En deuxième lieu, il ressort des pièces du dossier que Mme A… épouse C… a déposé à la préfecture de Seine-Saint-Denis, le 23 juillet 2023, une demande de titre de séjour et qu’elle n’était titulaire, lorsqu’elle a déposé la demande de visa en litige après être retournée en Algérie en septembre 2023, que d’une attestation de confirmation de dépôt d’une première demande de titre de séjour. Ainsi, à la date de la décision attaquée, elle n’était titulaire d’aucun droit au séjour sur le territoire français et ne pouvait, dès lors, se voir attribuer un visa dit « de retour ». Par suite, en rejetant le recours dont elle était saisie au motif qu’elle ne justifie pas d’un droit au séjour, la commission de recours contre les décisions de refus de visa d’entrée en France, qui a procédé à un examen de la situation personnelle de la demandeuse de visa, n’a pas commis d’erreur de fait.
En troisième lieu, la requérante ne peut utilement invoquer les dispositions de l’article L. 423-14 du code de l’entrée et du séjour des étrangers et du droit d’asile, lesquelles sont relatives aux conditions du séjour des étrangers sur le territoire français et non à celles de leur entrée sur ce territoire.
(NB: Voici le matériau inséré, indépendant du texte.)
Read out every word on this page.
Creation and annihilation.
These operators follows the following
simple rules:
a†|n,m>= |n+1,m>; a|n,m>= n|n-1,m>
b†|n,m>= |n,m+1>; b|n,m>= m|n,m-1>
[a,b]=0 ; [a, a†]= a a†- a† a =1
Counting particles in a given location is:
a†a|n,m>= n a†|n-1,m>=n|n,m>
En quatrième et dernier lieu, aux termes de l’article 8 de la convention européenne de sauvegarde des droits de l’homme et des libertés fondamentales : « 1. Toute personne a droit au respect de sa vie privée et familiale, de son domicile et de sa correspondance. / 2. Il ne peut y avoir ingérence d’une autorité publique dans l’exercice de ce droit que pour autant que cette ingérence est prévue par la loi et qu’elle constitue une mesure qui, dans une société démocratique, est nécessaire à la sécurité nationale, à la sûreté publique, au bien-être économique du pays, à la défense de l’ordre et à la prévention des infractions pénales, à la protection de la santé ou de la morale, ou à la protection des droits et libertés d’autrui. ».
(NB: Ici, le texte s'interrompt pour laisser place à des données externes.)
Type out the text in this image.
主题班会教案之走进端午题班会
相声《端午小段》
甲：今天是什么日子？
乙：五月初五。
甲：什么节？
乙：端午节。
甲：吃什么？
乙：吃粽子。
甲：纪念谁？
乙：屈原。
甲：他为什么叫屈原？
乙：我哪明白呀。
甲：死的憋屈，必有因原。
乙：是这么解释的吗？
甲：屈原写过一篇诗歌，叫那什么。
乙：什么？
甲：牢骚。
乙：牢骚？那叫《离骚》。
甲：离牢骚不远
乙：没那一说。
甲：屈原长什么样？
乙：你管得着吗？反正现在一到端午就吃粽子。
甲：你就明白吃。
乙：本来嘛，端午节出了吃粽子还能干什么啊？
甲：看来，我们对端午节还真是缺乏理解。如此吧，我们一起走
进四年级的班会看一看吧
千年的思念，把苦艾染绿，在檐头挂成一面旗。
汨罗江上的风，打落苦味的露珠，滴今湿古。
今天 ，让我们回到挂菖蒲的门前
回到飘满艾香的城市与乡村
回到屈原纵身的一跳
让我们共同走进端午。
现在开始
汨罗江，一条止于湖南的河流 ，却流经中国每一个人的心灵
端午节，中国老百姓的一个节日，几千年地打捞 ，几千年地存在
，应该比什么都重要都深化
La requérante soutient que le centre de sa vie privée est en France dès lors qu’elle a obtenu un visa de long séjour au titre du regroupement familial en vue de rejoindre son mari, titulaire d’une carte de résident, qui vit en France depuis plusieurs années, y a travaillé et y touche une pension de retraite. Toutefois, il ressort des pièces du dossier que sa fille réside en Algérie, pays dans lequel Mme A… épouse C… a toujours vécu et où M. C… peut lui rendre visite. Dans ces conditions, et alors que la requérante peut, si elle s’y croit fondée, entamer une nouvelle procédure de regroupement familial, le moyen tiré de ce que la décision de la commission de recours porterait une atteinte disproportionnée au droit au respect de sa vie privée et familiale dont le respect est garanti par les stipulations de l’article 8 de la convention européenne de sauvegarde des droits de l’homme et des libertés fondamentales doit être écarté.
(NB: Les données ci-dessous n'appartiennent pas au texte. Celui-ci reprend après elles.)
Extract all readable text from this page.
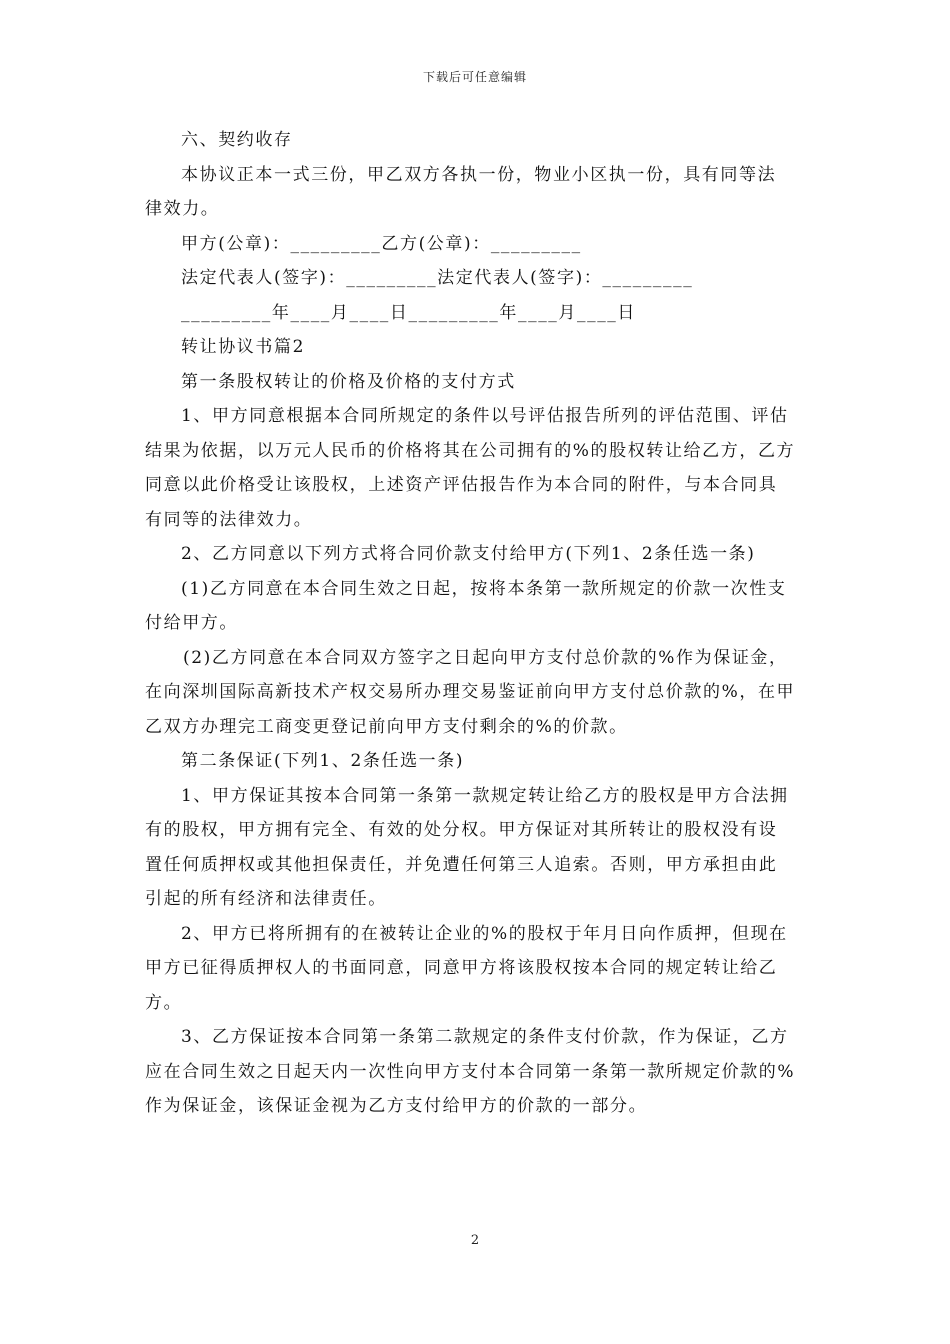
下载后可任意编辑
六、契约收存
本协议正本一式三份，甲乙双方各执一份，物业小区执一份，具有同等法
律效力。
甲方(公章)：_________乙方(公章)：_________
法定代表人(签字)：_________法定代表人(签字)：_________
_________年____月____日_________年____月____日
转让协议书篇2
第一条股权转让的价格及价格的支付方式
1、甲方同意根据本合同所规定的条件以号评估报告所列的评估范围、评估
结果为依据，以万元人民币的价格将其在公司拥有的%的股权转让给乙方，乙方
同意以此价格受让该股权，上述资产评估报告作为本合同的附件，与本合同具
有同等的法律效力。
2、乙方同意以下列方式将合同价款支付给甲方(下列1、2条任选一条)
(1)乙方同意在本合同生效之日起，按将本条第一款所规定的价款一次性支
付给甲方。
(2)乙方同意在本合同双方签字之日起向甲方支付总价款的%作为保证金，
在向深圳国际高新技术产权交易所办理交易鉴证前向甲方支付总价款的%，在甲
乙双方办理完工商变更登记前向甲方支付剩余的%的价款。
第二条保证(下列1、2条任选一条)
1、甲方保证其按本合同第一条第一款规定转让给乙方的股权是甲方合法拥
有的股权，甲方拥有完全、有效的处分权。甲方保证对其所转让的股权没有设
置任何质押权或其他担保责任，并免遭任何第三人追索。否则，甲方承担由此
引起的所有经济和法律责任。
2、甲方已将所拥有的在被转让企业的%的股权于年月日向作质押，但现在
甲方已征得质押权人的书面同意，同意甲方将该股权按本合同的规定转让给乙
方。
3、乙方保证按本合同第一条第二款规定的条件支付价款，作为保证，乙方
应在合同生效之日起天内一次性向甲方支付本合同第一条第一款所规定价款的%
作为保证金，该保证金视为乙方支付给甲方的价款的一部分。
2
Il résulte de tout ce qui précède que la requête de Mme A… épouse C… doit être rejetée en toutes ses conclusions, y compris celles à fin d’injonction sous astreinte et celles présentées sur le fondement de l’article L. 761-1 du code de justice administrative.
D E C I D E :
Article 1er : La requête de Mme A… épouse C… est rejetée.
Article 2 : Le présent jugement sera notifié à Mme B… A… épouse C… et au ministre de l’intérieur.
Délibéré après l’audience du 16 février 2026, à laquelle siégeaient :
M. Penhoat, président,
Mme Guillemin, première conseillère,
Mme Lacour, conseillère.
Rendu public par mise à disposition au greffe le 23 mars 2026.
La rapporteure,
J. Lacour
Le président,
A. Penhoat
La greffière,
C. Guillas
La République mande et ordonne au ministre de l’intérieur, en ce qui le concerne ou à tous commissaires de justice à ce requis en ce qui concerne les voies de droit commun contre les parties privées, de pourvoir à l’exécution de la présente décision.